What are the essential components of a data platform? John Akred and Stephen O’Sullivan explain how the various parts of the Hadoop, Spark, and big data ecosystems fit together in production to create a data platform supporting batch, interactive, and real-time analytical workloads.

By tracing the flow of data from source to output, John and Stephen explore the options and considerations for components, including acquisition from internal and external data sources, ingestion (offline and real-time processing), storage, analytics (batch and interactive), and providing data services (exposing data to applications). They’ll also give advice on tool selection, the function of the major Hadoop components and other big data technologies such as Spark and Kafka, and integration with legacy systems.

Developing a Modern Enterprise Data Strategy

1:30pm-5:00pm in Capital Suite 12

Big data and data science have great potential for accelerating business, but how do you reconcile the business opportunity with the sea of possible technical solutions? Fundamentally, data should serve the strategic imperatives of a business—those key strategic aspirations that define the future vision for an organization. A data strategy should guide your organization in two key areas—what actions your business should take to get started with data and where to start to realize the most value.
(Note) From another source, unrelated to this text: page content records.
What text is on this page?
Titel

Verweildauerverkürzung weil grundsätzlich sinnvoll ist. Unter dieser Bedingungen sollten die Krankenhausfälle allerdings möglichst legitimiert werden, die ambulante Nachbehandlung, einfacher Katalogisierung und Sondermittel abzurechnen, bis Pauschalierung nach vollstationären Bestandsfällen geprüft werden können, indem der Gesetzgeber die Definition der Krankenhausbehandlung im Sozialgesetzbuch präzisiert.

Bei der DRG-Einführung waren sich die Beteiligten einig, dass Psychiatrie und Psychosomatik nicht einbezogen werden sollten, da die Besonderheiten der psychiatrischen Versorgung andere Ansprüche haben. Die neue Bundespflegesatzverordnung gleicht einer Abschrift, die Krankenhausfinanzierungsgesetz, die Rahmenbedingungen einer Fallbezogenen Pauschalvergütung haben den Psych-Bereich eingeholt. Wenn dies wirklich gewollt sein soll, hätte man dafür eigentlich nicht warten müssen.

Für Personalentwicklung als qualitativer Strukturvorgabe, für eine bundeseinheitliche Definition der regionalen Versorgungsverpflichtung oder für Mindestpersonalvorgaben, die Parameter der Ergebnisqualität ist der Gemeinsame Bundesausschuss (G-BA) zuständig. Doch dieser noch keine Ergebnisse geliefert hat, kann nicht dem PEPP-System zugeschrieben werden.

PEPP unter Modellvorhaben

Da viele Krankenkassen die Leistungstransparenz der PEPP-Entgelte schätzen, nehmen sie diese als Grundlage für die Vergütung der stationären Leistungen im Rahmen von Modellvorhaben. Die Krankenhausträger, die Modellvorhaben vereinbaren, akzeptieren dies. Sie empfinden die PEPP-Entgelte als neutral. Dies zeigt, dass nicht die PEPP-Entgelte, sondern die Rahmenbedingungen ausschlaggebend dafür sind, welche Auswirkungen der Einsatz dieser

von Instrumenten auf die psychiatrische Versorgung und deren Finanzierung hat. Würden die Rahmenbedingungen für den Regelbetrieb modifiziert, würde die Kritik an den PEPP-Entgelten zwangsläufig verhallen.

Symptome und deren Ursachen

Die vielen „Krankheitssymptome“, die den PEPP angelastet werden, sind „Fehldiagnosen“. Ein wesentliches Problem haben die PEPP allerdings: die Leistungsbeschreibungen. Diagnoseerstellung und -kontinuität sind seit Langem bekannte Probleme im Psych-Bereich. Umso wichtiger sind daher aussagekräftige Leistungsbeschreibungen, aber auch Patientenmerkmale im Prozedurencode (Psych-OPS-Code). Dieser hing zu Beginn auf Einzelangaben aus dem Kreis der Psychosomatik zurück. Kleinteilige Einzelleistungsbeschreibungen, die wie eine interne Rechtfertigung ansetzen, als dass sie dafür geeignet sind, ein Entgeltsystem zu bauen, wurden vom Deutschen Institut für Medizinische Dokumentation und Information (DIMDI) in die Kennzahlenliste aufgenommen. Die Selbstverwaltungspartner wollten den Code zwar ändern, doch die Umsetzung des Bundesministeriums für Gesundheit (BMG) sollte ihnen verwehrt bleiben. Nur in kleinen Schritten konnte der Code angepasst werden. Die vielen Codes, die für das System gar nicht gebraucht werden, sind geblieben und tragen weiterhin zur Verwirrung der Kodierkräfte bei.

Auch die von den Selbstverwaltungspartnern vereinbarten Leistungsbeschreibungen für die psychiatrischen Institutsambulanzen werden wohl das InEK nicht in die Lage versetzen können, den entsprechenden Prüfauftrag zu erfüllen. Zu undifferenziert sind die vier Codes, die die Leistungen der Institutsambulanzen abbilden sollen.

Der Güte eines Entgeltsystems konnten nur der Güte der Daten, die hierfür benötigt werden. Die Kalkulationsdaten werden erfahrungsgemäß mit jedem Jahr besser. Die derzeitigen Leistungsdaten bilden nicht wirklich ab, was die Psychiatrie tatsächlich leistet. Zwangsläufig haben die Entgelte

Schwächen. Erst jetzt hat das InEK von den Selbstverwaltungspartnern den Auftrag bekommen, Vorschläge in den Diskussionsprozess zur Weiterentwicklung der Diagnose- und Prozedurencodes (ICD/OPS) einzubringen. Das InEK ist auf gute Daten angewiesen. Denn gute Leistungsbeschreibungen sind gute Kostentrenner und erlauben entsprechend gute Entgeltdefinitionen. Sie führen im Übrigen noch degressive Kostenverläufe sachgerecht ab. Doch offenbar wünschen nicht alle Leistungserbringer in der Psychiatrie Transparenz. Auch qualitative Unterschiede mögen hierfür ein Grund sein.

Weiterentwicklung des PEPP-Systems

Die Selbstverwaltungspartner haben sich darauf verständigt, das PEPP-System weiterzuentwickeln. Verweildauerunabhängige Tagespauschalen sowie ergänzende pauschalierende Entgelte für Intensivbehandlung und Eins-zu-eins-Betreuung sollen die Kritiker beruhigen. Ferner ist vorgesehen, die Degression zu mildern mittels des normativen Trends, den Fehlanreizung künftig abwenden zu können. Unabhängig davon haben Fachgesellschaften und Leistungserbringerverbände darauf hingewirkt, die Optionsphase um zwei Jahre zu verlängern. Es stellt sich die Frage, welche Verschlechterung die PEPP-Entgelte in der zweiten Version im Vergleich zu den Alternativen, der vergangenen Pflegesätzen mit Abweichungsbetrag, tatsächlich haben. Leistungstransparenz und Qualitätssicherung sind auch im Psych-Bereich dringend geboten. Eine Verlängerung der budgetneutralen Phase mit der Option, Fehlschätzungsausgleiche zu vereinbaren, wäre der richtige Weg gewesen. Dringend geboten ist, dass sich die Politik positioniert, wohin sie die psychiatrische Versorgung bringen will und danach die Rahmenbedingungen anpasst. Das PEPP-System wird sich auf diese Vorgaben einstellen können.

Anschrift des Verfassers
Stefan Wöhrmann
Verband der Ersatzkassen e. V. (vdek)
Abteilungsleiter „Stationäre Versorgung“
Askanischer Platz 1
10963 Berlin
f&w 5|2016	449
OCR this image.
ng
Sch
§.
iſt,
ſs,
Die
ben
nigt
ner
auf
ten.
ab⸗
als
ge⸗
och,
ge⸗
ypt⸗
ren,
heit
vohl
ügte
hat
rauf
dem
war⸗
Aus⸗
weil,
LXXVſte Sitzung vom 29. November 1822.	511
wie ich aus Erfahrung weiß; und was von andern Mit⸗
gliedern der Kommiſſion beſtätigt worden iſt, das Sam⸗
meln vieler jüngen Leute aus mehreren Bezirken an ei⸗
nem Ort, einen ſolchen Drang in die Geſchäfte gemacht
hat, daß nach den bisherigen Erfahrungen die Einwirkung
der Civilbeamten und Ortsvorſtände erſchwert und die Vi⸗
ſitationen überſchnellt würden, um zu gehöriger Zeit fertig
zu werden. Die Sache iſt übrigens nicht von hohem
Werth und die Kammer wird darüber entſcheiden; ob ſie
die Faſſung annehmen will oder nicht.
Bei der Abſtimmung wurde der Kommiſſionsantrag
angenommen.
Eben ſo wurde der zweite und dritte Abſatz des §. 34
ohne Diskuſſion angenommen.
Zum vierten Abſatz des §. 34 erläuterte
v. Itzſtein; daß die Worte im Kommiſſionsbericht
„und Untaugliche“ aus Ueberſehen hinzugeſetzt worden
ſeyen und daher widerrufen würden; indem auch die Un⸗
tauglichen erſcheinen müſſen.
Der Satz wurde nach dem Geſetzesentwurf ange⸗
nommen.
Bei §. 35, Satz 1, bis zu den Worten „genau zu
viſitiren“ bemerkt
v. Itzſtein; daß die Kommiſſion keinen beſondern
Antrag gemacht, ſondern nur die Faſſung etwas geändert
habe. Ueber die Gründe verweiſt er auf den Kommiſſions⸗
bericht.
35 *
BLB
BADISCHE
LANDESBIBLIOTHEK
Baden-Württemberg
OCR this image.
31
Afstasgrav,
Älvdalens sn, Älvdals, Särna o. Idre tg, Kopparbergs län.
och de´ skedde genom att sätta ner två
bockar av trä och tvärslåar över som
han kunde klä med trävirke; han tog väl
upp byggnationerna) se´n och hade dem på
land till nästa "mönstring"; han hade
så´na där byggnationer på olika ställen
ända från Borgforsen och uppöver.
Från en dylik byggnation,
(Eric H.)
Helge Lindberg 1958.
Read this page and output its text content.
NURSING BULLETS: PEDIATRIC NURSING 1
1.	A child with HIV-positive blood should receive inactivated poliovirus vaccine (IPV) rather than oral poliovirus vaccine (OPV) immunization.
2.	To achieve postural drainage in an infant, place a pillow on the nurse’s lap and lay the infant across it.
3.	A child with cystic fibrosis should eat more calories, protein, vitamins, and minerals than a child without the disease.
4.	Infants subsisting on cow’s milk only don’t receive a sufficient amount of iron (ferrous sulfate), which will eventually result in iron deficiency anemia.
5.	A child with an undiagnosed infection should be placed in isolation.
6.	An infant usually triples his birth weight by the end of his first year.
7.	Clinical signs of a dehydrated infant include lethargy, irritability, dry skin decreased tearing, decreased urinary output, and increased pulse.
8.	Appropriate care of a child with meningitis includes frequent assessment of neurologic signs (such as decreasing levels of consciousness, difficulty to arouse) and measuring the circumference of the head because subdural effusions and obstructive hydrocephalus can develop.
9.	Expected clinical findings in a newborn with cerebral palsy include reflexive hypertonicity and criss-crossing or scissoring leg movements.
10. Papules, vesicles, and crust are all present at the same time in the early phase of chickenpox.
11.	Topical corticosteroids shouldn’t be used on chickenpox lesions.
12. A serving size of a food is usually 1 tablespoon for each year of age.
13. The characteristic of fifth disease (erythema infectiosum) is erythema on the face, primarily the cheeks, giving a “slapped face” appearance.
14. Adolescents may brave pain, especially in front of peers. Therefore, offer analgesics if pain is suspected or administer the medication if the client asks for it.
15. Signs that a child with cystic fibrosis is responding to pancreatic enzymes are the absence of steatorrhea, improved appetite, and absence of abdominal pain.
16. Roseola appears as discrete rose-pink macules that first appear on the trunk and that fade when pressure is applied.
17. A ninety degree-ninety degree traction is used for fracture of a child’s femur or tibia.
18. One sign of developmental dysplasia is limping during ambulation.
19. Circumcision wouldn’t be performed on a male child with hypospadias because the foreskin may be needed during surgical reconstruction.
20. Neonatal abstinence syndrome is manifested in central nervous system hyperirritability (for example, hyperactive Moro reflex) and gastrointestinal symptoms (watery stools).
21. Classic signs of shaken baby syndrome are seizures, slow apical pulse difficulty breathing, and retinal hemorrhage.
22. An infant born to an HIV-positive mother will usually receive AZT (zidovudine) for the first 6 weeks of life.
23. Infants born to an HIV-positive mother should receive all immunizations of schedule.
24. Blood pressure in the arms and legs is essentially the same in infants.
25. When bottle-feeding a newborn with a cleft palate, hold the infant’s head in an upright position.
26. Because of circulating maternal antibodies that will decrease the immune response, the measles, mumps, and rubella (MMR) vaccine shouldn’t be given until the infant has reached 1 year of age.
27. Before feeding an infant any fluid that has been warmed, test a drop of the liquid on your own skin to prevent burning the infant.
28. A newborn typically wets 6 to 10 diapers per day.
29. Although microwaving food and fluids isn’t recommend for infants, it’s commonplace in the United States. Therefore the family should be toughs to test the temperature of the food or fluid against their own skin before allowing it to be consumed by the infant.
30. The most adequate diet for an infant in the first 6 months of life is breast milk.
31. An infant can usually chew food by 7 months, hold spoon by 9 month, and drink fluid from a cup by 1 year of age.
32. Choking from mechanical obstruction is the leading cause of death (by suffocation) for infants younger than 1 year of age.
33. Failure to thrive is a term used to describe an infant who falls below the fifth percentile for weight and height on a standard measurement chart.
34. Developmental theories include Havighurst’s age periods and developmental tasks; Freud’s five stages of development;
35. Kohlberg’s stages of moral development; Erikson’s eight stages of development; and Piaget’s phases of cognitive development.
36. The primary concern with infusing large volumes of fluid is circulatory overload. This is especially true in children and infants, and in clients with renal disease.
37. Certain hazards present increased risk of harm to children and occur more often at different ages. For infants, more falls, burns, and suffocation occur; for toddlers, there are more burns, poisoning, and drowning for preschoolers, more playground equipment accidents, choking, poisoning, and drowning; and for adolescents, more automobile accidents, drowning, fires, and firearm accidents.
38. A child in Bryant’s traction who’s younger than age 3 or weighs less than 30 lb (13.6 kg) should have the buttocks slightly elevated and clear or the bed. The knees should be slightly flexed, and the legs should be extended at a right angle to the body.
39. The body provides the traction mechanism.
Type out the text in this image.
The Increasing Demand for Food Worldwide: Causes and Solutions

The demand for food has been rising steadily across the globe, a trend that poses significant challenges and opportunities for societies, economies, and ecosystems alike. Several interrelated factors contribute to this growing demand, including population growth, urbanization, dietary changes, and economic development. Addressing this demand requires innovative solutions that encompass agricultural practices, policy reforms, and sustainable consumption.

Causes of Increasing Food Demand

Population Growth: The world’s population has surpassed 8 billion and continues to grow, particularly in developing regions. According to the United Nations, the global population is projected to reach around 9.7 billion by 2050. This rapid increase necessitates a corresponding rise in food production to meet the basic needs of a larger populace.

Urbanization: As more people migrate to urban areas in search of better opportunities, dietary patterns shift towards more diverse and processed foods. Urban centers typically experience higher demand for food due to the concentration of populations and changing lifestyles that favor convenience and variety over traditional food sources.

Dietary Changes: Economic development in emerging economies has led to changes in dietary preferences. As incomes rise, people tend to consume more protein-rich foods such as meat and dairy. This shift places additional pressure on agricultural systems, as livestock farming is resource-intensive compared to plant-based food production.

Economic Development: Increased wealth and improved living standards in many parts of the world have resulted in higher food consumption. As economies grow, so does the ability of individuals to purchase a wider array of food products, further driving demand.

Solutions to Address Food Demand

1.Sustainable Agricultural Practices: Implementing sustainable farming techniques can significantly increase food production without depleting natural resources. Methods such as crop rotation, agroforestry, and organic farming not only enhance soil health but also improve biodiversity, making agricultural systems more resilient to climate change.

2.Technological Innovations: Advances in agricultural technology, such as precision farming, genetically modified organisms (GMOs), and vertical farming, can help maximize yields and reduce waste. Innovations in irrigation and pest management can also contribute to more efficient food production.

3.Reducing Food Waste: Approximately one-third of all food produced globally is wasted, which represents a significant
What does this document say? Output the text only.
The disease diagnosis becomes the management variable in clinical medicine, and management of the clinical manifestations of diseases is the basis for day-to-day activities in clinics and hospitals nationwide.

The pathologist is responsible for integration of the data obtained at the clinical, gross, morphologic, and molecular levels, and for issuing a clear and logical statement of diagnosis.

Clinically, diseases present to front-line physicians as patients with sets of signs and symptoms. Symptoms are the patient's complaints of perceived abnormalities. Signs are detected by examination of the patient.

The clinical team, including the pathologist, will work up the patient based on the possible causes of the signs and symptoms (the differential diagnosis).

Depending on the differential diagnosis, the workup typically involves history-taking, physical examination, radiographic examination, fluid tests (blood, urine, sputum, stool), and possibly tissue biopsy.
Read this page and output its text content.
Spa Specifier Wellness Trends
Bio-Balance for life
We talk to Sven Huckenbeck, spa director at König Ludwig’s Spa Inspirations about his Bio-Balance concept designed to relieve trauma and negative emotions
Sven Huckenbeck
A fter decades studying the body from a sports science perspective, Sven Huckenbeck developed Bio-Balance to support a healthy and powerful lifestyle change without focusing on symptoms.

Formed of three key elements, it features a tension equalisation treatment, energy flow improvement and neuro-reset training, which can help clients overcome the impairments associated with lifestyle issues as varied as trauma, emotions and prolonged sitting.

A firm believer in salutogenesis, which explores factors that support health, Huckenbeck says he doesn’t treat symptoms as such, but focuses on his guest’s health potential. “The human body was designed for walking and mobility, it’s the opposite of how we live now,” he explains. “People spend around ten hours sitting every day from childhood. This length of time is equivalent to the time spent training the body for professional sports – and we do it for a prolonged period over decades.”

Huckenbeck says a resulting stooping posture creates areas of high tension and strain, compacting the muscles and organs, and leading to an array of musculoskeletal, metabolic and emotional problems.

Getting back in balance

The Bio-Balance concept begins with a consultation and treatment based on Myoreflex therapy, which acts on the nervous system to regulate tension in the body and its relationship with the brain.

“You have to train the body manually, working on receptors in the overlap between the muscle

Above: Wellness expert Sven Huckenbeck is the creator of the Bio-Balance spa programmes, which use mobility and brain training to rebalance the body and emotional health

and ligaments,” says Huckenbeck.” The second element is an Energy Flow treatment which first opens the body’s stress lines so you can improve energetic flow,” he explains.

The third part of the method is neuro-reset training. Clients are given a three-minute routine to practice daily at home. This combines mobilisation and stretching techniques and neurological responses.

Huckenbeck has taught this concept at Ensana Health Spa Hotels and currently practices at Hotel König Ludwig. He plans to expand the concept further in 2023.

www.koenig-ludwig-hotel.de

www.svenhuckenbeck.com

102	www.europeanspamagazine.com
Edd Wilder-James and Scott Kurth explain how to create a modern data strategy to power data-driven business.

Topics include:

  • Why have a data strategy?
  • Connecting data with business
  • Devising a data strategy
  • The data value chain
  • New technology potentials
  • Project development style
  • Organizing to execute your strategy

Thursday, May 25

Ask me anything: Developing a modern enterprise data strategy


John Akred, Scott Kurth, and Stephen O’Sullivan field a wide range of detailed questions about developing a modern data strategy, architecting a data platform, and best practices for and the evolving role of the CDO. Even if you don’t have a specific question, join in to hear what others are asking.

What's Your Data Worth?

4:35pm-5:15pm in Capital Suite 17

The unique properties of data make assessing its value difficult when using the traditional approaches of intangible asset valuation. John Akred discusses a number of alternative approaches to valuing data within an organization for specific purposes, including informing decisions to purchase third-party data and monitoring data’s value internally to manage and increase that value over time.

Data is difficult to value in large part because, economically, it does not adhere to the three main conditions of a traditional market system. In addition, traditional valuation methods of intangible assets do not apply to data valuation.

  • Cost: Data is often produced as a byproduct of other business processes, making its cost hard to pin down.
  • Comparables: Data varies greatly by content and quality so comparables are difficult to find.
  • Forecasts: The dominance of data aggregators and one-on-one deals in the buying and selling of data obscure the prices of any comparables that may actually exist in the market.

While a traditional valuation of data may not be applicable, John explores data’s value in the context of specific uses and intentions within an organization, sharing several examples of how to use methods such as the value of information (VOI) framework and A/B testing to assess whether or not a third-party data source should be purchased or continue to be purchased and demonstrating how mutual information (MI) can be used to assess the value of a data source once it is in use within the organization.

John concludes by discussing the qualities that make data more valuable within an organization and provides a range of concrete and straightforward metrics that allow the value of data to be monitored internally to ensure that business decisions can be optimized to maximize that value over time.